Letter from Europe

Polish town squares

Issue no. 2007/8

Summary

Poland has many town squares apart from Kraków's; the country boasts some of Europe's most appealing city plazas. The Rynek Starego Miasta (Old Town Square) in Warsaw, a fine bit of post-war reconstruction, is as happy a square as they come: just large enough to still catch the evening sun, but not so big as to overwhelm the visitor. And a good place to linger and feel a Warsaw morning develop.

Dear fellow travellers

This is the time of year when Europe rediscovers its town squares. Even if the weather pundits talk of snow for some of us next week, the first of the spring sunshine is an invitation for cafés to move to alfresco mode.
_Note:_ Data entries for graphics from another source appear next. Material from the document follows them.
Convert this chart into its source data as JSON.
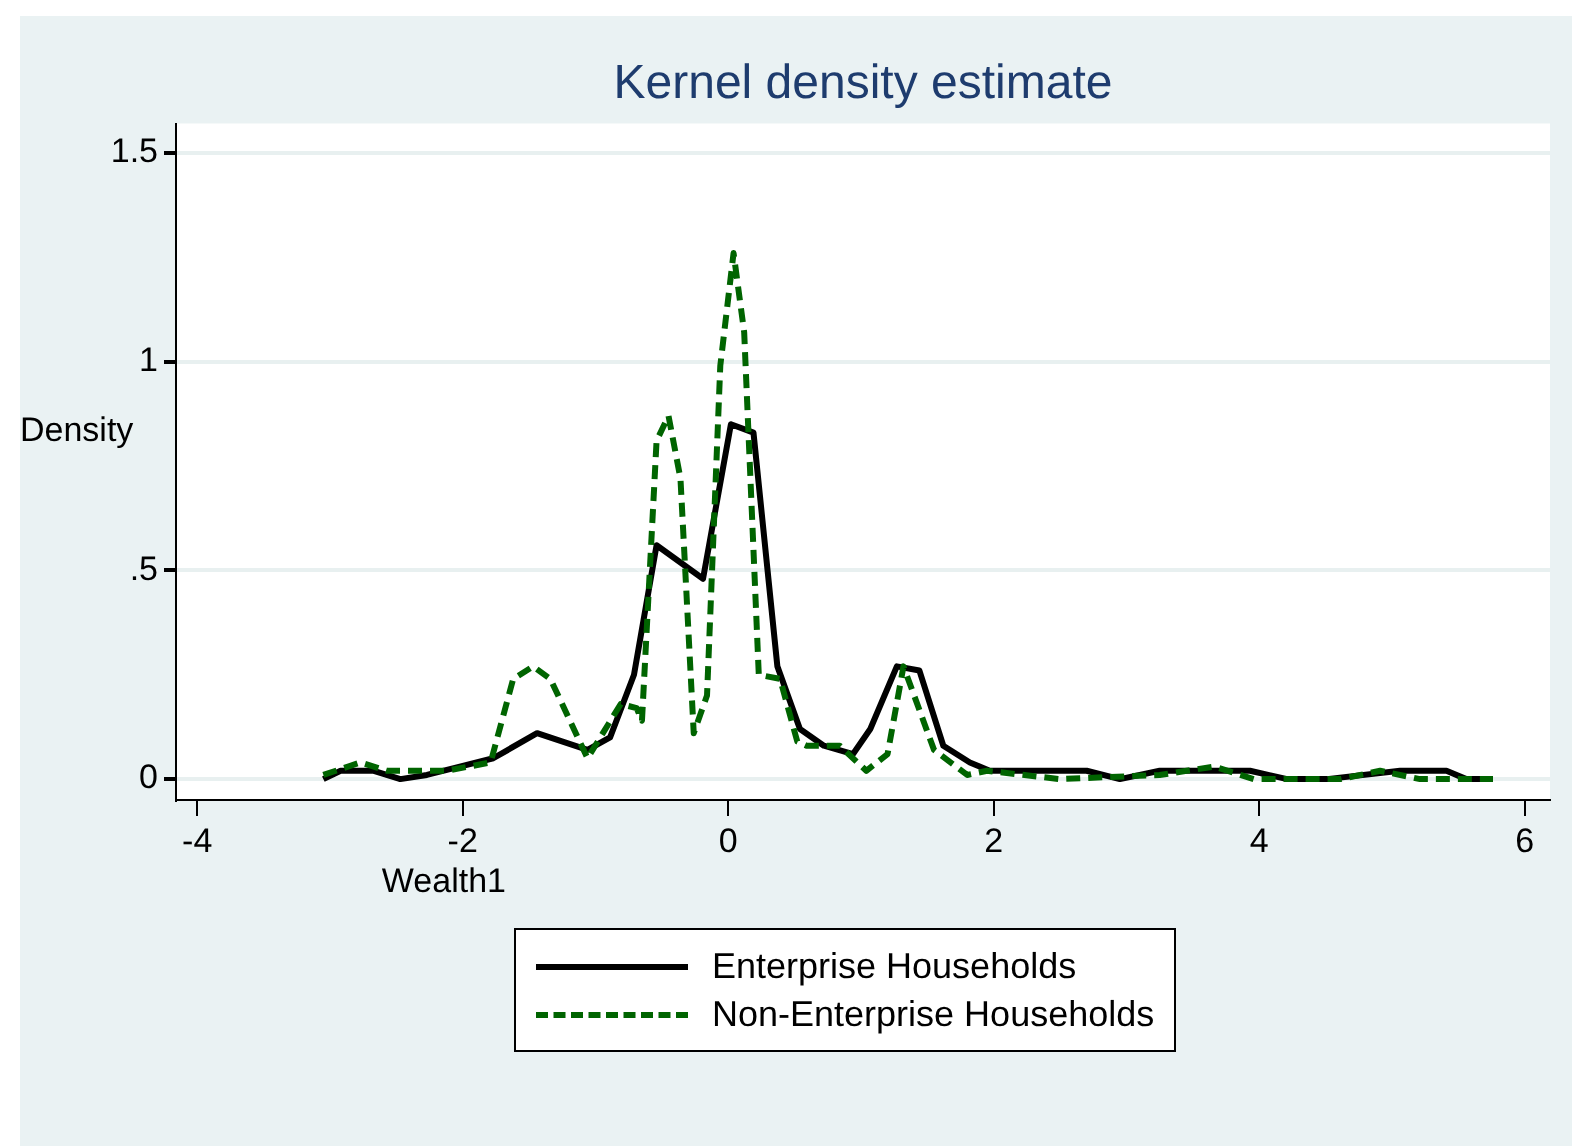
{
  "chart_data": {
    "type": "line",
    "title": "Kernel density estimate",
    "xlabel": "Wealth1",
    "ylabel": "Density",
    "xlim": [
      -4.16,
      6.19
    ],
    "xticks": [
      -4,
      -2,
      0,
      2,
      4,
      6
    ],
    "ylim": [
      -0.05,
      1.57
    ],
    "yticks": [
      0,
      {
        "value": 0.5,
        "label": ".5"
      },
      1,
      1.5
    ],
    "grid": "y",
    "legend": "bottom",
    "marker": "none",
    "series": [
      {
        "name": "Enterprise Households",
        "color": "#000000",
        "line_style": "solid",
        "x": [
          -3.05,
          -2.92,
          -2.67,
          -2.47,
          -2.27,
          -1.77,
          -1.44,
          -1.06,
          -0.89,
          -0.71,
          -0.54,
          -0.19,
          0.02,
          0.19,
          0.37,
          0.54,
          0.72,
          0.94,
          1.07,
          1.27,
          1.44,
          1.62,
          1.82,
          1.97,
          2.7,
          2.95,
          3.25,
          3.93,
          4.21,
          4.51,
          5.06,
          5.41,
          5.56,
          5.76
        ],
        "values": [
          0.0,
          0.02,
          0.02,
          0.0,
          0.01,
          0.05,
          0.11,
          0.07,
          0.1,
          0.25,
          0.56,
          0.48,
          0.85,
          0.83,
          0.27,
          0.12,
          0.08,
          0.06,
          0.12,
          0.27,
          0.26,
          0.08,
          0.04,
          0.02,
          0.02,
          0.0,
          0.02,
          0.02,
          0.0,
          0.0,
          0.02,
          0.02,
          0.0,
          0.0
        ]
      },
      {
        "name": "Non-Enterprise Households",
        "color": "#006400",
        "line_style": "dashed",
        "x": [
          -3.05,
          -2.77,
          -2.57,
          -2.12,
          -1.79,
          -1.62,
          -1.47,
          -1.34,
          -1.06,
          -0.81,
          -0.69,
          -0.65,
          -0.54,
          -0.45,
          -0.36,
          -0.26,
          -0.16,
          -0.06,
          0.04,
          0.12,
          0.23,
          0.39,
          0.52,
          0.59,
          0.84,
          1.04,
          1.2,
          1.32,
          1.55,
          1.8,
          1.95,
          2.5,
          3.25,
          3.66,
          3.96,
          4.61,
          4.91,
          5.21,
          5.76
        ],
        "values": [
          0.01,
          0.04,
          0.02,
          0.02,
          0.04,
          0.24,
          0.27,
          0.24,
          0.05,
          0.18,
          0.17,
          0.14,
          0.81,
          0.87,
          0.72,
          0.11,
          0.2,
          0.99,
          1.26,
          1.07,
          0.25,
          0.24,
          0.09,
          0.08,
          0.08,
          0.02,
          0.06,
          0.27,
          0.07,
          0.01,
          0.02,
          0.0,
          0.01,
          0.03,
          0.0,
          0.0,
          0.02,
          0.0,
          0.0
        ]
      }
    ]
  }
}
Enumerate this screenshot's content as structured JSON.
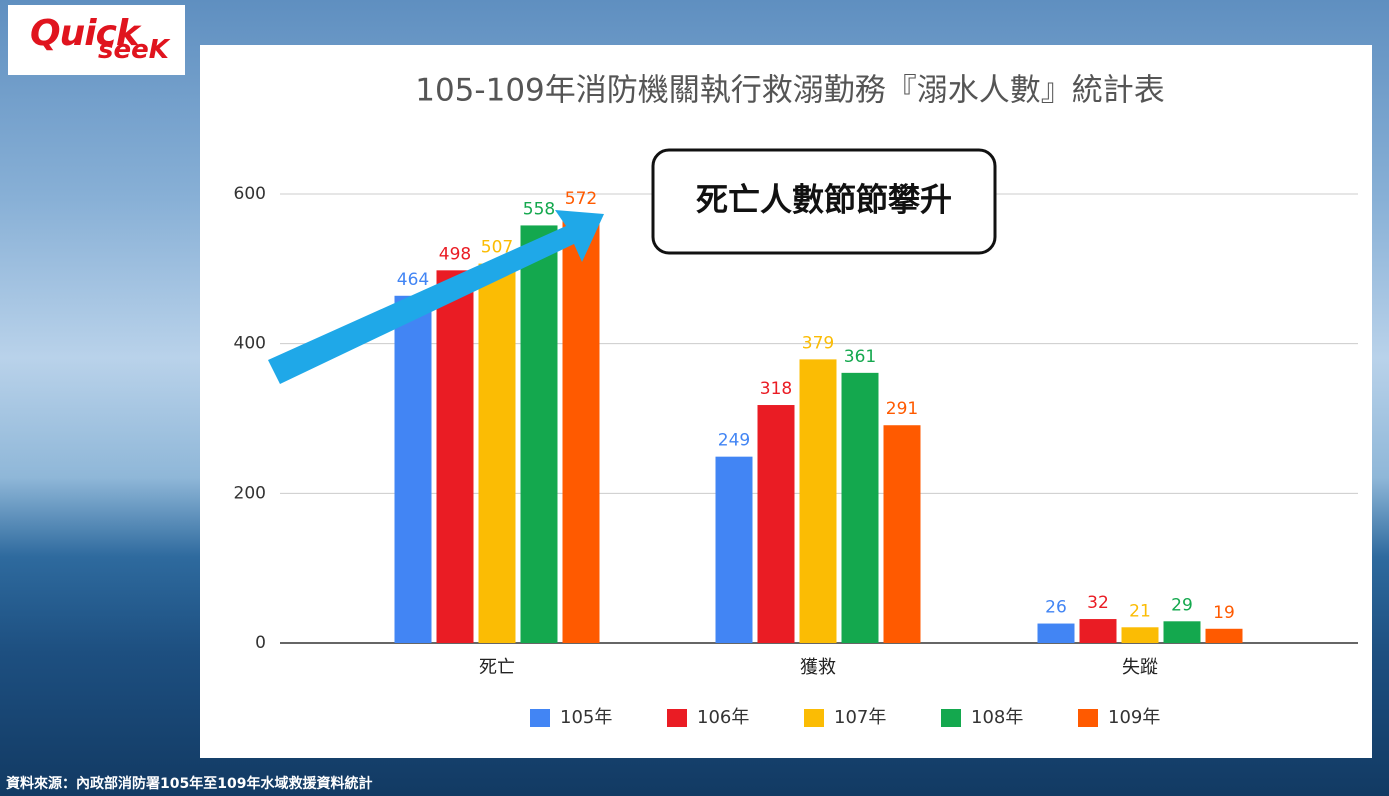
{
  "logo": {
    "line1": "Quick",
    "line2": "seeK"
  },
  "source": "資料來源：內政部消防署105年至109年水域救援資料統計",
  "chart_data": {
    "type": "bar",
    "title": "105-109年消防機關執行救溺勤務『溺水人數』統計表",
    "annotation": "死亡人數節節攀升",
    "categories": [
      "死亡",
      "獲救",
      "失蹤"
    ],
    "series": [
      {
        "name": "105年",
        "color": "#4285f4",
        "values": [
          464,
          249,
          26
        ]
      },
      {
        "name": "106年",
        "color": "#ea1c24",
        "values": [
          498,
          318,
          32
        ]
      },
      {
        "name": "107年",
        "color": "#fbbc04",
        "values": [
          507,
          379,
          21
        ]
      },
      {
        "name": "108年",
        "color": "#14a84e",
        "values": [
          558,
          361,
          29
        ]
      },
      {
        "name": "109年",
        "color": "#ff5a00",
        "values": [
          572,
          291,
          19
        ]
      }
    ],
    "ylim": [
      0,
      600
    ],
    "yticks": [
      0,
      200,
      400,
      600
    ],
    "grid": true,
    "legend": "bottom"
  }
}
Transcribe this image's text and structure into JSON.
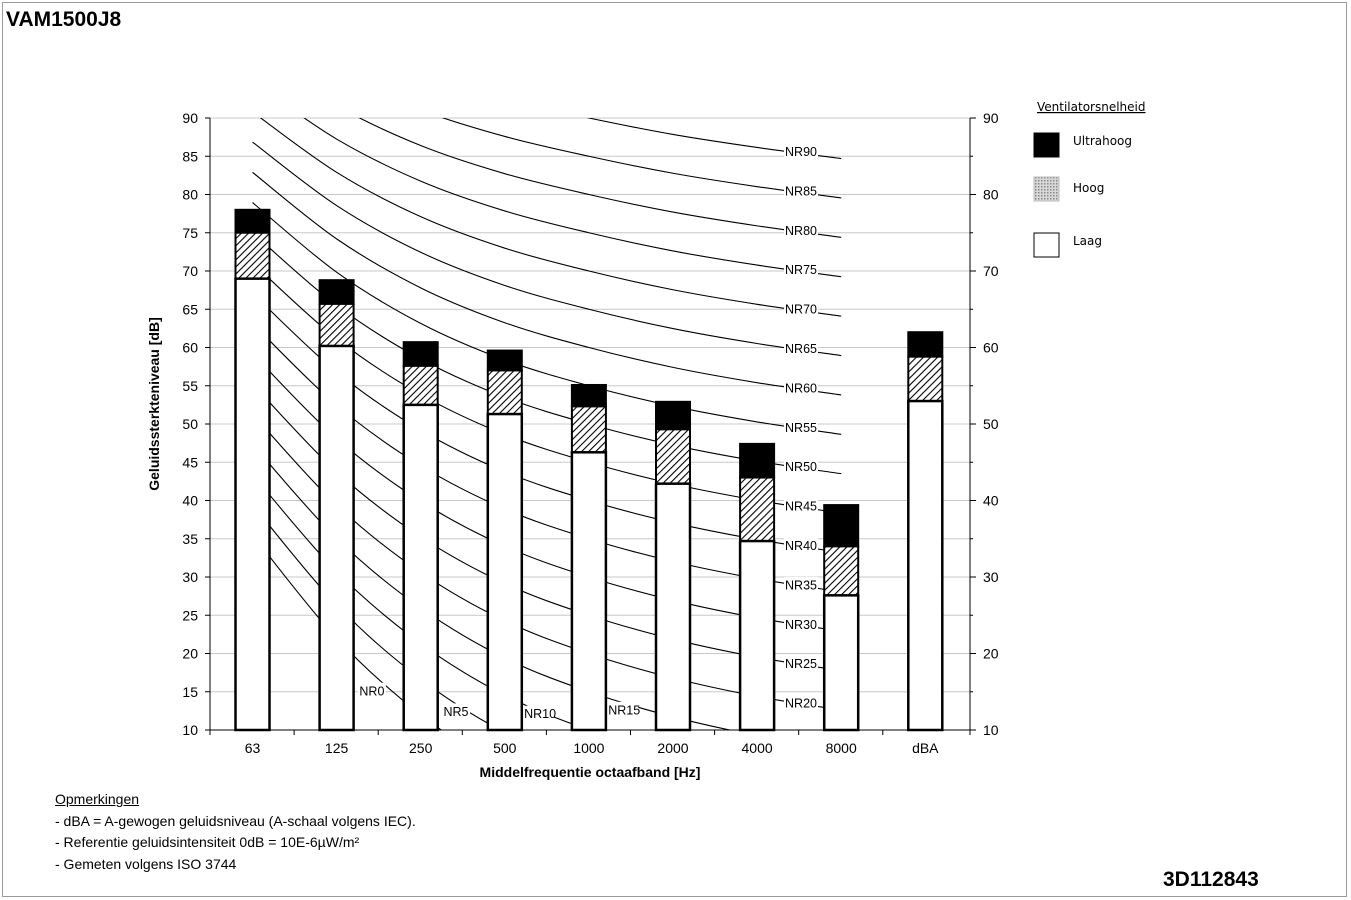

For those of us not blessed with warm winters, the first outdoor cappuccino of the spring often serves to remind us just what a fine thing the town square is.

These are places for performance, for demonstrations (think Tiananmen Square or a dozen squares in eastern Europe in 1989), and for the evening passeggiata - a wonderful way of going nowhere. Squares are just great spots just to be! You would be surprised to find just how much of hidden europe is penned in amiable town squares across Europe: words crafted over a morning espresso or an early evening beer. At their best, squares are engaging spots, places that nurture the soul of a city.

Polish squares: Kraków, Zamosc and Poznan

Kraków's central square is much fêted, though it is a place perhaps too fully given over to tourists; for who else could afford the prices charged in the cafés that line the edges of this amiable piazza? Just as in Brussels' Grande Place or the Piazza San Marco in Venice, the only way to catch the real spark of the space is to be up with the lark (and the street cleaners) at dawn on a midsummer morning.

But Poland has many town squares apart from Kraków's; the country boasts some of Europe's most appealing city plazas. The Rynek Starego Miasta (Old Town Square) in Warsaw, a fine bit of post-war reconstruction, is as happy a square as they come: just large enough to still catch the evening sun, but not so big as to overwhelm the visitor. And a good place to linger and feel a Warsaw morning develop. Kids playing by the old water pump, and the first meals of the day being served by waiters who know how to take a tip in a dozen languages.

Some of Poland's best town squares are off the beaten track: take Tykocin with its wooden houses, Darlowo on the Baltic coast or Zamosc close to the Ukrainian border. The square in Zamosc is one of the most breathtaking pieces of architecture in all Europe. The centre of Zamosc is a perfect example of a late sixteenth century Renaissance town, and its square, laid out by Bernardo Morando from Padua, is superb. It is a gentle blending of Mannerist taste and central European traditions. The open plaza, reminiscent of Kraków in some respects, is lined by arcaded galleries and houses that were once the homes of merchants from many nations: Armenians, Turks, Jews and more besides. Zamosc is one of Europe's most appealing urban spaces, a place with evident coherence.

Pushed to pick our favourite Polish square, we might look to Poznan. It may be nowhere near as picture-perfect as that in Zamosc, but it bubbles with activity: the organic heart of the city. The whole place is a colourful mixture, with burghers' houses, a weigh house, an oddball concrete art gallery thrown up in the post-war period and a fabulous town hall. Redesigned by Giovanni Battista di Quadro in the mid-sixteenth century, Poznan's town hall colourfully combines Italianate and Moorish elements. It is the centrepiece in a square that happily remains the hub of Poznan life, a good old style square not yet entirely given over to tourism.